Him: Let’s make another baby
Her: WTAF??
Him: Yes
Me: You gotta get dressed, kiddo, we’re leaving soon.
7yo:
Me: Get dressed, please.
7yo:
Me: Please get dressed.
7yo:
Me: Hurry up and get dressed.
7yo:
Me: Put your clothes on.
7yo:
Me: We have to leave in 3 minutes!
7yo:
Me: GET DRESSED RIGHT NOW!!!!!
7yo: Ok! Don’t yell at me!
The only way my mother-in-law would approve of our Christmas tree is if I were hanging from it.
Maybe she’s losing it.
Maybe it’s quarantine.
Cheap 1st Date Ideas: Get some matching Red Polo shirts & hang out in a Target. Give terrible info to inquisitive costumers.
This is joyous. Go to any YouTube video. Pause it. Click anywhere outside the video and then type 1980. Now defend yourself.
(friends getting chinese noodles without you)
that’s pretty lo, mein
Babies have no idea when one of them is cuter than the other. So you have to tell them
I’ve not watched The Traitors and to be honest it’s not as good as not watching Love Island
Golf is my favorite sport for getting your spouse out of the house for hours on end
Spelling words to your spouse to hide things from your kids is great until you get to M&Ms.
*ties husband’s hands to headboard*
*turns out lights*
*opens laptop*“Welcome to my PowerPoint presentation ‘Curtains: How About These?'”
Note to self: always read the final line
Him: Amazon Prime and chill?
Her: That’s not something people say.
Him: Sure it is. Bing it.
Her: Also not a thing.
me: [seductively] you have the posture of a dried up spider
Note to self: when cooking in the oven results will be a lot better if oven door is closed before you go and watch telly for half an hour
An alternate Batman origin story where Bruce’s parents are slowly pushed off a ledge by Catwoman.
MUFASA: Everything the light touches is our kingdom.
ME: What about shadows or when it’s cloudy?

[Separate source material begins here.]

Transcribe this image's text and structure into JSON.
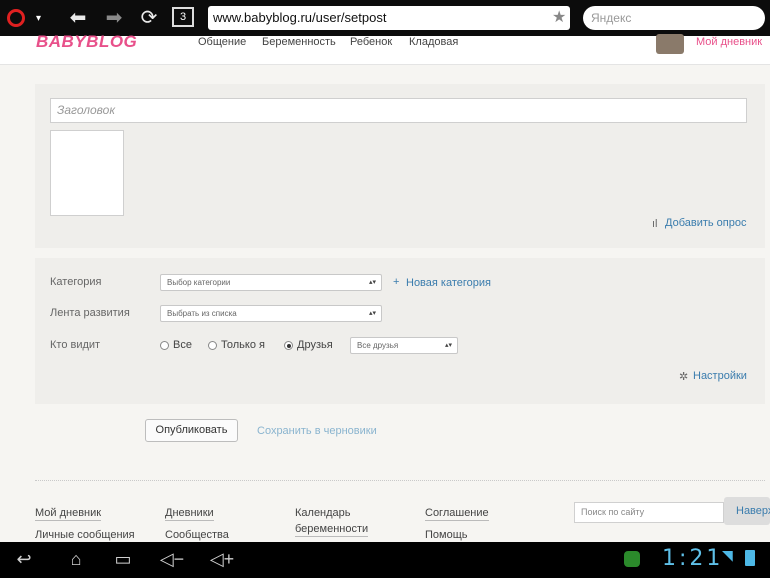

MUFASA: *Sigh* Wh…why are you like this?
my wife: we have to wear what we died in for eternity!?
st. peter: that’s right
me: [from the back end of our horse costume] what’d he say
It’s not a “junk drawer,” it’s a free-spirited drawer without expectations or limits.
Why does a billionaire need a Bat signal? He is in a cave. How does he even see the signal? Why won’t you just text him?
Hell hath no fury like a woman not getting responses to her text messages while she sees that you’re continuing to tweet.
My ex-husband’s mother invited me to lunch for my birthday and tbh, I’d rather be torn apart by wolverines and thrown into a vat of acid so naturally, I told her I’d check my schedule.
WHY IS THAT COTTON CANDY TALKING?!
“Grandma, that’s Niki Minaj.”
*twirls fork through hair*
So, is it is really murder if you stab them when they stand between you and your cake?